Letter from Teresa Lynch of SPUC's Nurses Opposed to Euthanasia in this weekend's Catholic Herald

This weekend's Catholic Herald features a letter from Teresa Lynch, who heads Nurses Opposed to Euthanasia, a group within SPUC. The full text of her letter is below. Well done Teresa on your clear and bold witness to the sanctity of human life!

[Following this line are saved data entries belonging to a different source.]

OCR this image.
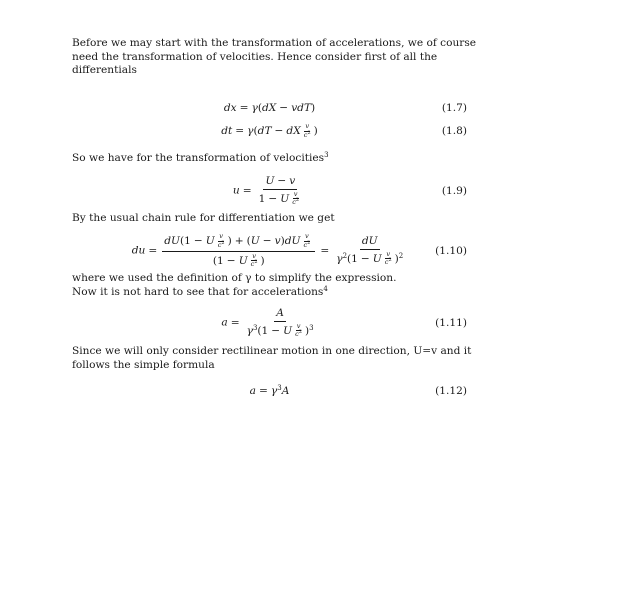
Before we may start with the transformation of accelerations, we of course need the transformation of velocities. Hence consider first of all the differentials

dx = γ(dX − vdT)	(1.7)
dt = γ(dT − dX $\frac{v}{c^2}$ )	(1.8)

So we have for the transformation of velocities$^3$

$u = \frac{U - v}{1 - U \frac{v}{c^2}}$	(1.9)

By the usual chain rule for differentiation we get

du = $\frac{dU(1 - U \frac{v}{c^2} ) + (U - v)dU \frac{v}{c^2}}{(1 - U \frac{v}{c^2} )} = \frac{dU}{\gamma^2(1 - U \frac{v}{c^2} )^2}$	(1.10)

where we used the definition of γ to simplify the expression.
Now it is not hard to see that for accelerations$^4$

$a = \frac{A}{\gamma^3(1 - U \frac{v}{c^2} )^3}$	(1.11)

Since we will only consider rectilinear motion in one direction, U=v and it follows the simple formula

$a = \gamma^3A$	(1.12)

If you want to know more about the debate on assisted suicide and euthanasia, book now for SPUC's conference, 5 - 7 September, Hayes Conference Centre, Swanwick, Derbyshire. Dr Colin Harte will speak on "Suffering for what we value: the legacy of Alison Davis". Paul Tully will speak on "Learning the lessons from the Liverpool Care Pathway". There will also be a workshop on "Assisted Dying - how to convince people you don't want it".
Many nurses would refuse to abide by the assisted suicide law

SIR – Max Wind-Cowie (July 25) rightly provides an unequivocal challenge to the reasonable approach to understand and even accommodate the views of those in favour of assisted suicide (a more honest term for the currently entitled “Assisted Dying” of the Falconer Bill). Such an attitude, he correctly suggests, can appear as if the vital argument is already lost. Repetition of the long held prohibition “thou shall not kill” is vital in resisting the perennial and dangerous calls for a change in British law. Jesus said “let your yes be yes and your no be no”.

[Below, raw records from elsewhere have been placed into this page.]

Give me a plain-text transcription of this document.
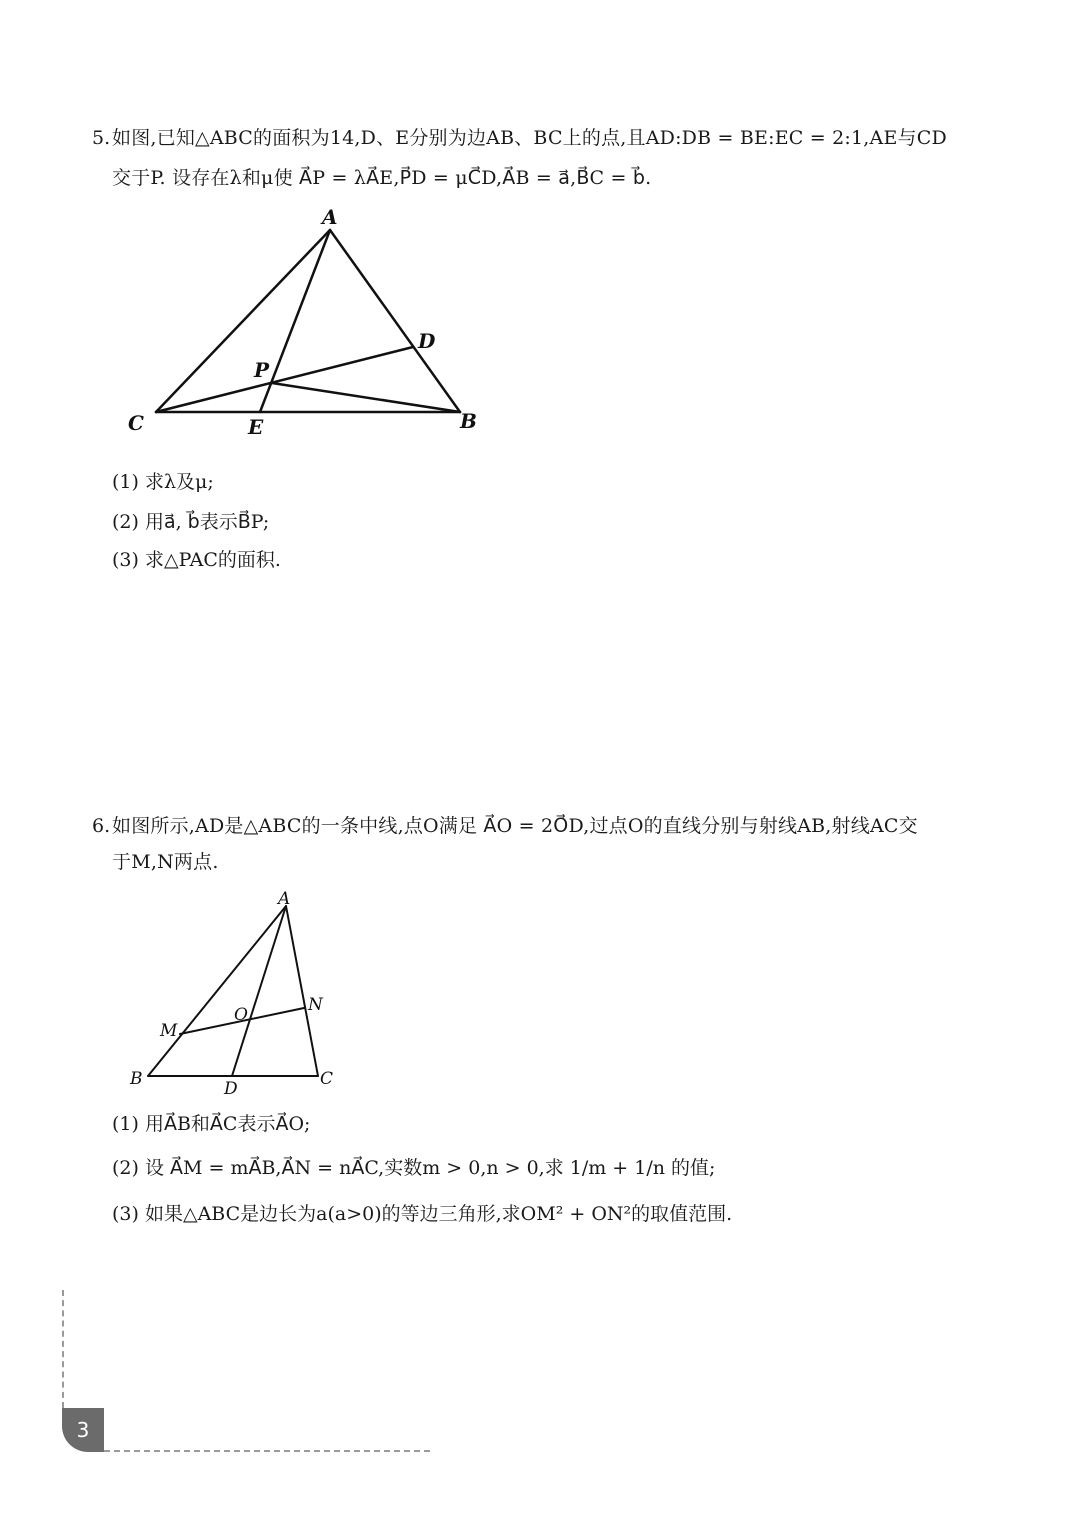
5. 如图,已知△ABC的面积为14,D、E分别为边AB、BC上的点,且AD:DB = BE:EC = 2:1,AE与CD
交于P. 设存在λ和μ使 A⃗P = λA⃗E,P⃗D = μC⃗D,A⃗B = a⃗,B⃗C = b⃗.
A
B
C
D
E
P
(1) 求λ及μ;
(2) 用a⃗, b⃗表示B⃗P;
(3) 求△PAC的面积.
6. 如图所示,AD是△ABC的一条中线,点O满足 A⃗O = 2O⃗D,过点O的直线分别与射线AB,射线AC交
于M,N两点.
A
B	C
D
M
N
O
(1) 用A⃗B和A⃗C表示A⃗O;
(2) 设 A⃗M = mA⃗B,A⃗N = nA⃗C,实数m > 0,n > 0,求 1/m + 1/n 的值;
(3) 如果△ABC是边长为a(a>0)的等边三角形,求OM² + ON²的取值范围.
3
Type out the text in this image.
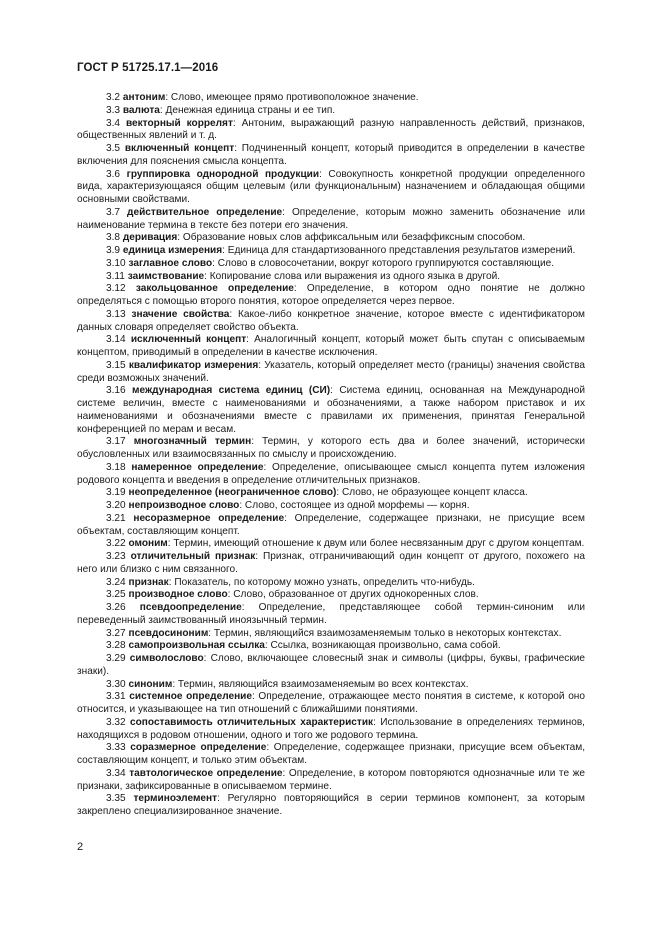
ГОСТ Р 51725.17.1—2016

3.2 антоним: Слово, имеющее прямо противоположное значение.

3.3 валюта: Денежная единица страны и ее тип.

3.4 векторный коррелят: Антоним, выражающий разную направленность действий, признаков, общественных явлений и т. д.

3.5 включенный концепт: Подчиненный концепт, который приводится в определении в качестве включения для пояснения смысла концепта.

3.6 группировка однородной продукции: Совокупность конкретной продукции определенного вида, характеризующаяся общим целевым (или функциональным) назначением и обладающая общими основными свойствами.

3.7 действительное определение: Определение, которым можно заменить обозначение или наименование термина в тексте без потери его значения.

3.8 деривация: Образование новых слов аффиксальным или безаффиксным способом.

3.9 единица измерения: Единица для стандартизованного представления результатов измерений.

3.10 заглавное слово: Слово в словосочетании, вокруг которого группируются составляющие.

3.11 заимствование: Копирование слова или выражения из одного языка в другой.

3.12 закольцованное определение: Определение, в котором одно понятие не должно определяться с помощью второго понятия, которое определяется через первое.

3.13 значение свойства: Какое-либо конкретное значение, которое вместе с идентификатором данных словаря определяет свойство объекта.

3.14 исключенный концепт: Аналогичный концепт, который может быть спутан с описываемым концептом, приводимый в определении в качестве исключения.

3.15 квалификатор измерения: Указатель, который определяет место (границы) значения свойства среди возможных значений.

3.16 международная система единиц (СИ): Система единиц, основанная на Международной системе величин, вместе с наименованиями и обозначениями, а также набором приставок и их наименованиями и обозначениями вместе с правилами их применения, принятая Генеральной конференцией по мерам и весам.

3.17 многозначный термин: Термин, у которого есть два и более значений, исторически обусловленных или взаимосвязанных по смыслу и происхождению.

3.18 намеренное определение: Определение, описывающее смысл концепта путем изложения родового концепта и введения в определение отличительных признаков.

3.19 неопределенное (неограниченное слово): Слово, не образующее концепт класса.

3.20 непроизводное слово: Слово, состоящее из одной морфемы — корня.

3.21 несоразмерное определение: Определение, содержащее признаки, не присущие всем объектам, составляющим концепт.

3.22 омоним: Термин, имеющий отношение к двум или более несвязанным друг с другом концептам.

3.23 отличительный признак: Признак, отграничивающий один концепт от другого, похожего на него или близко с ним связанного.

3.24 признак: Показатель, по которому можно узнать, определить что-нибудь.

3.25 производное слово: Слово, образованное от других однокоренных слов.

3.26 псевдоопределение: Определение, представляющее собой термин-синоним или переведенный заимствованный иноязычный термин.

3.27 псевдосиноним: Термин, являющийся взаимозаменяемым только в некоторых контекстах.

3.28 самопроизвольная ссылка: Ссылка, возникающая произвольно, сама собой.

3.29 символослово: Слово, включающее словесный знак и символы (цифры, буквы, графические знаки).

3.30 синоним: Термин, являющийся взаимозаменяемым во всех контекстах.

3.31 системное определение: Определение, отражающее место понятия в системе, к которой оно относится, и указывающее на тип отношений с ближайшими понятиями.

3.32 сопоставимость отличительных характеристик: Использование в определениях терминов, находящихся в родовом отношении, одного и того же родового термина.

3.33 соразмерное определение: Определение, содержащее признаки, присущие всем объектам, составляющим концепт, и только этим объектам.

3.34 тавтологическое определение: Определение, в котором повторяются однозначные или те же признаки, зафиксированные в описываемом термине.

3.35 терминоэлемент: Регулярно повторяющийся в серии терминов компонент, за которым закреплено специализированное значение.

2
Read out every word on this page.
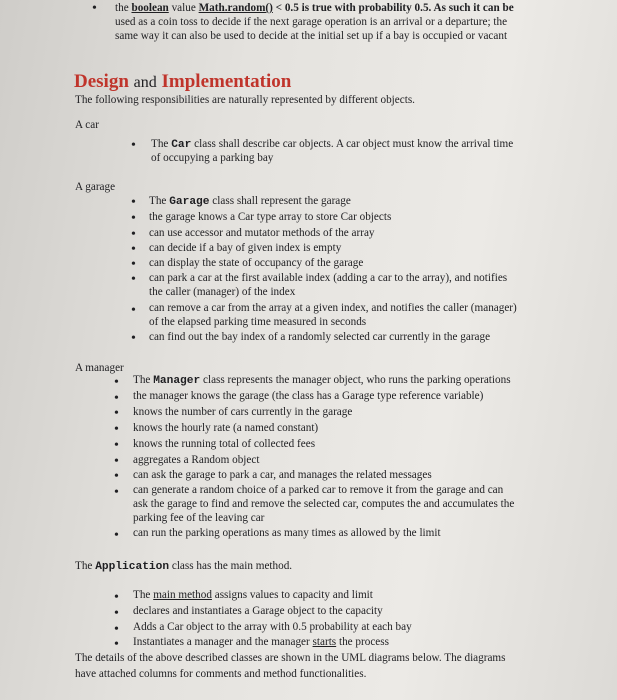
• the boolean value Math.random() < 0.5 is true with probability 0.5. As such it can be
used as a coin toss to decide if the next garage operation is an arrival or a departure; the
same way it can also be used to decide at the initial set up if a bay is occupied or vacant
Design and Implementation
The following responsibilities are naturally represented by different objects.
A car
• The Car class shall describe car objects. A car object must know the arrival time
of occupying a parking bay
A garage
• The Garage class shall represent the garage
• the garage knows a Car type array to store Car objects
• can use accessor and mutator methods of the array
• can decide if a bay of given index is empty
• can display the state of occupancy of the garage
• can park a car at the first available index (adding a car to the array), and notifies
the caller (manager) of the index
• can remove a car from the array at a given index, and notifies the caller (manager)
of the elapsed parking time measured in seconds
• can find out the bay index of a randomly selected car currently in the garage
A manager
• The Manager class represents the manager object, who runs the parking operations
• the manager knows the garage (the class has a Garage type reference variable)
• knows the number of cars currently in the garage
• knows the hourly rate (a named constant)
• knows the running total of collected fees
• aggregates a Random object
• can ask the garage to park a car, and manages the related messages
• can generate a random choice of a parked car to remove it from the garage and can
ask the garage to find and remove the selected car, computes the and accumulates the
parking fee of the leaving car
• can run the parking operations as many times as allowed by the limit
The Application class has the main method.
• The main method assigns values to capacity and limit
• declares and instantiates a Garage object to the capacity
• Adds a Car object to the array with 0.5 probability at each bay
• Instantiates a manager and the manager starts the process
The details of the above described classes are shown in the UML diagrams below. The diagrams
have attached columns for comments and method functionalities.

Medicine and nursing in the 21st Century ever seeks to increase the percentage of patients achieving a pain-free existence in the terminal phase of illness. Patients with end stage disease are a constant challenge to the vocational skills of their caring team, whose culture is vital to inspire confidence in vulnerable patients. In my professional experience, patients look to their carers to affirm their lives, not offer them death as a defeatist, cheap and easy option.

No one, of any age or degree of illness, is granted a pain-free existence. To suffer is part of the human condition. We see practical love operating frequently in times of natural disaster, to make bearable the suffering of those having experienced loss, trauma, persecution, injustice or bereavement, in other words, in all forms of suffering, whether mental or physical. What makes suffering bearable is the constant, invaluable support by family and friends, and of course, the carers in their loving concern, support, and practical care for pain, wounds and misery.

No one should be unaware that rather than pain, “fear of being a burden: underlies many people’s request for assisted suicide, where it is legally-sanctioned. What an incredibly sad premise for this proposed law.

The worst pain, then, experienced by dying people is the fear of abandonment by their carers. Do we now compound this fear by offering the abolishment of the burden of suffering together with patients’ lives in the increasing numbers now seen in other European countries?

Nurses will be the ones expected to fulfil the requirements of this Bill. I know many of religious conviction and none, who will refuse to implement any such law. Such a stand would, no doubt, lead to their persecution for a so-called lack of “compassion”.